Geopoetiken
Geographische Entwürfe in den mittel- und osteuropäischen Literaturen
Der Begriff Geopoetik erlebt zurzeit eine interessante Konjunktur, vor allem in den mittel- und osteuropäischen Literaturen. Die Gründe dafür sind vielfältig, aber einer spielt hier die entscheidende Rolle: Nach der Neuordnung der politischen Geographie Europas seit 1989 – nach der Auflösung des Ostblocks – hat sich das Interesse der Literatur am Entwerfen geographischer Räume verstärkt. Es liegt auf der Hand, dass diese literarische Aktivität mit der theoretischen Hinwendung zum (geographischen) Raum korreliert, welche in den letzten Jahren als spatial bzw. topographical turn in den Kultur-, Geschichts- und Sozialwissenschaften diagnostiziert wurde. Dabei leisten die literarischen Texte selbst ihren eigenen Beitrag zur Theorie des topographischen Denkens und Schreibens.
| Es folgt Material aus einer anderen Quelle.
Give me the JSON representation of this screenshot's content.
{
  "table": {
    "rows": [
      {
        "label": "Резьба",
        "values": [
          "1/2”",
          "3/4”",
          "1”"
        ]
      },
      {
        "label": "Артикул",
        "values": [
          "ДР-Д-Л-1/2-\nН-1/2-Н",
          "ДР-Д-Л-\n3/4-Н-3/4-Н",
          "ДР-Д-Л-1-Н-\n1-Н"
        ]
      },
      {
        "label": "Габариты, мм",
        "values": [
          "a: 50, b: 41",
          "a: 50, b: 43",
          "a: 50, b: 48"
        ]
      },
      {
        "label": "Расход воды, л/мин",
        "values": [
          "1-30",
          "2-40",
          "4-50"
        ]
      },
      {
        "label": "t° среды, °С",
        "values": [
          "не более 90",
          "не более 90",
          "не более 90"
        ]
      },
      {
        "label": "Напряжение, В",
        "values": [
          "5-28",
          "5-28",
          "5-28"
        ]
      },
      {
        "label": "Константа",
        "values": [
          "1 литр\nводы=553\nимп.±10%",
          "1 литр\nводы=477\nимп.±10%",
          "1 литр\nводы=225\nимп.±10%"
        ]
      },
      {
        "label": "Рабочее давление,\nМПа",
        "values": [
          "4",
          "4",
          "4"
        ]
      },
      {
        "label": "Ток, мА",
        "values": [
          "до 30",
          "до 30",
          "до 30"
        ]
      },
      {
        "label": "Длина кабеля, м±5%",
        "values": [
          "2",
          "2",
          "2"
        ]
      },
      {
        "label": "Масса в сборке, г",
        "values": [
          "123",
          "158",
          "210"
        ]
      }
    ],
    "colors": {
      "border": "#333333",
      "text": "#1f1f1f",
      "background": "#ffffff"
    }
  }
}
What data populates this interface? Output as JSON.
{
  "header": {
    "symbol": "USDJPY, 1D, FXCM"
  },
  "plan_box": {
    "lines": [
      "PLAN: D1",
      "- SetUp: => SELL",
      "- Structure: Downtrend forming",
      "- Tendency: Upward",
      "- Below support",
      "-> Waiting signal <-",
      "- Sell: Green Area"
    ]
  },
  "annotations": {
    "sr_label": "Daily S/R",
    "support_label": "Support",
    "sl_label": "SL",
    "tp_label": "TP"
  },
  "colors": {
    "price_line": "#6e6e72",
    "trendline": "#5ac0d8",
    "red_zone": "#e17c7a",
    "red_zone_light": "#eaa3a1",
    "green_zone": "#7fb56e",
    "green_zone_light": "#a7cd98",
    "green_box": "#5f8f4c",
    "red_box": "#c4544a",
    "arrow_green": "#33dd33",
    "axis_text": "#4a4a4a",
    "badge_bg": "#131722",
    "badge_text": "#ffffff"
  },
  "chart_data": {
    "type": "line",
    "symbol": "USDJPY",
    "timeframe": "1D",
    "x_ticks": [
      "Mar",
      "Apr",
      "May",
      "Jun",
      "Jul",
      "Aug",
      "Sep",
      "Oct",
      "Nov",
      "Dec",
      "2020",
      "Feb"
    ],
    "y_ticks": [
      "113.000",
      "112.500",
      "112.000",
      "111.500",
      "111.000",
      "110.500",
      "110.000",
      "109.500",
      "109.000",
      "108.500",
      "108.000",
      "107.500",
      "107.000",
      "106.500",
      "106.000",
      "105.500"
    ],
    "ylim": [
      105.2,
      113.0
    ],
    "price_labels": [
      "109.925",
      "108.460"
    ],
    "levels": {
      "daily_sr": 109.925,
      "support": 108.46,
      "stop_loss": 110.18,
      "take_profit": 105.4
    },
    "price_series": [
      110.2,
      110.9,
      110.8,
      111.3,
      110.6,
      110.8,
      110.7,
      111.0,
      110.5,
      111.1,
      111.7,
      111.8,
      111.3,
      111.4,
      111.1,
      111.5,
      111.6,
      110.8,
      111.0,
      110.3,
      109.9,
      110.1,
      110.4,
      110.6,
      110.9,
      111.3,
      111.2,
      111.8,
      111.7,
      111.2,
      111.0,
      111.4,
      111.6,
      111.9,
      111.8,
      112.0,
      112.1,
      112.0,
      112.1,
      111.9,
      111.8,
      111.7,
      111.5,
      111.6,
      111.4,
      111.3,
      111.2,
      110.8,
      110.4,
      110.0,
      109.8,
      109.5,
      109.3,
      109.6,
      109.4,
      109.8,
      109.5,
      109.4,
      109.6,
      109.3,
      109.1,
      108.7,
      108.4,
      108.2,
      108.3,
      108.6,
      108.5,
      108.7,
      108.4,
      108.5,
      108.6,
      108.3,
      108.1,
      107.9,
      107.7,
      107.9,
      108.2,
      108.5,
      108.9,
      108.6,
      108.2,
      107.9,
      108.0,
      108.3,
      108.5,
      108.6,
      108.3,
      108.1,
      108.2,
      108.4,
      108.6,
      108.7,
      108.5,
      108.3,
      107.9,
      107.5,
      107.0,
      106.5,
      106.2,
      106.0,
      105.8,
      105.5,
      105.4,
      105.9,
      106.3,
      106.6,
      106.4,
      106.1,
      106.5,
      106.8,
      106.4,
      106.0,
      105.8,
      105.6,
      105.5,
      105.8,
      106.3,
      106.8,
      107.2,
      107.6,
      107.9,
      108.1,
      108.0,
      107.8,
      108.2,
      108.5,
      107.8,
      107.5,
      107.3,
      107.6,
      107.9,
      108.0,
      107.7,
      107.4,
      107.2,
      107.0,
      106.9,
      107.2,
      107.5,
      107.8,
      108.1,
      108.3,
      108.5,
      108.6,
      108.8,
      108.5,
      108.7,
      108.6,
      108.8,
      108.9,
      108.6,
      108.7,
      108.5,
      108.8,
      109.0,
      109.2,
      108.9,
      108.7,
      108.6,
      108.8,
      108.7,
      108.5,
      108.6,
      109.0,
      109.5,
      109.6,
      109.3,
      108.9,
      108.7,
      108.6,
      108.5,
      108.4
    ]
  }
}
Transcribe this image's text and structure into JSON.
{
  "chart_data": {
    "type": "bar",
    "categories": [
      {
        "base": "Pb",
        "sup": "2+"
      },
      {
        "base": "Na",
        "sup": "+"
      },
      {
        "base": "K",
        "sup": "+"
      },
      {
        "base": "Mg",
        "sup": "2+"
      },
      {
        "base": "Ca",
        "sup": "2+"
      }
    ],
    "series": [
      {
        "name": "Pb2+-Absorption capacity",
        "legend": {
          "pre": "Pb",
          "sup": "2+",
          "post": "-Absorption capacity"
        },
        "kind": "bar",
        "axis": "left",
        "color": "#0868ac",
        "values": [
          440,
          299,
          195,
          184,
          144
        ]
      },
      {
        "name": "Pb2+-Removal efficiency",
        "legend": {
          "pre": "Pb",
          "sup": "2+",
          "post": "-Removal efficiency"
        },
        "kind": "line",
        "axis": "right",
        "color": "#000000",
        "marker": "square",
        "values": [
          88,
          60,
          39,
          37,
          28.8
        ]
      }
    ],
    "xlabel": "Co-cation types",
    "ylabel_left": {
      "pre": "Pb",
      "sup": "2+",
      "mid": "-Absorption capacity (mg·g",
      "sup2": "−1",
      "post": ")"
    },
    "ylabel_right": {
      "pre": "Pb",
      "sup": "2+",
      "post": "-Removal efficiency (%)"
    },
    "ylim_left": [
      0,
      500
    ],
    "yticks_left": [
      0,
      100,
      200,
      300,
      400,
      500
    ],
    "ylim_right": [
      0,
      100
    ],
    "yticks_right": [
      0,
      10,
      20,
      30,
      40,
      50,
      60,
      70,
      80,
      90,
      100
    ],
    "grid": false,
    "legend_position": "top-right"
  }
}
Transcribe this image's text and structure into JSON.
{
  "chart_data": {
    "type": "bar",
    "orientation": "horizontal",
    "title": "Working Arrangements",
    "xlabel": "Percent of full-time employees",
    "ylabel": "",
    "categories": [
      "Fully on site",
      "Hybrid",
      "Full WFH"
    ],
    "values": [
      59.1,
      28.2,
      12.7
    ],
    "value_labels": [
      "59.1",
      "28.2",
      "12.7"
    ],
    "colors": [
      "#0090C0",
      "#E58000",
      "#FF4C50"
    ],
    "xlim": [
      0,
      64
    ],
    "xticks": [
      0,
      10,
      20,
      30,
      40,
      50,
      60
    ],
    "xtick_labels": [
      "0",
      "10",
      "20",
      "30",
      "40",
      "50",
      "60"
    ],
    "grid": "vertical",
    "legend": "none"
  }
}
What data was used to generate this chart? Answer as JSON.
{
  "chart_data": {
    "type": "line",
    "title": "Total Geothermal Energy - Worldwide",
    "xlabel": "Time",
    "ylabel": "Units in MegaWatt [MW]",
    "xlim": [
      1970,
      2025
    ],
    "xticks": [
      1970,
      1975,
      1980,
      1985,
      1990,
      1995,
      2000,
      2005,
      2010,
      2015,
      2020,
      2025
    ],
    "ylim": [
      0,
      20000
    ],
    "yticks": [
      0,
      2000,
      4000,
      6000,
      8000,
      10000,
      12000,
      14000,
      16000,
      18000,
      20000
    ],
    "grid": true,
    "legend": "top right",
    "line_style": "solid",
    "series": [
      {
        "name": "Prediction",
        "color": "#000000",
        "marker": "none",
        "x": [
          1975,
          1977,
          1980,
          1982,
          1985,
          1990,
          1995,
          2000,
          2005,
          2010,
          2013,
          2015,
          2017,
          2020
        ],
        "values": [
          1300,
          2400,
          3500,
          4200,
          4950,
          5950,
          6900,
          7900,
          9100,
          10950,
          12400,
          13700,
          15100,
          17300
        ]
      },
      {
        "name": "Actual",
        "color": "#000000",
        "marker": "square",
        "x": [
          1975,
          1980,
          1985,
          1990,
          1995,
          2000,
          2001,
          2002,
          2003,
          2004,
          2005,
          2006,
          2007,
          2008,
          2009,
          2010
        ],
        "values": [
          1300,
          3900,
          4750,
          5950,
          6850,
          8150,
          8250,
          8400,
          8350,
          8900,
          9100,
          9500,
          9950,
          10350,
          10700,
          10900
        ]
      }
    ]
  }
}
Der vorliegende Band nimmt den in der Literatur kursierenden Begriff Geopoetik auf und fragt zum einen nach dem Potential einer geographischen poiesis in der Literatur und zum anderen nach Möglichkeiten ihrer Konzeptualisierung in und für die Literatur- und Kulturwissenschaften in Abgrenzung und Ergänzung zu bestehenden topographischen, topologischen und geokulturologischen Ansätzen. Geographisch gilt das Augenmerk dem mittleren und östlichen Europa, das als Gegenstand literarischer Geopoetik sowohl aus historischer Perspektive als auch im Hinblick auf die gegenwärtige literarische Neukartierung interessiert.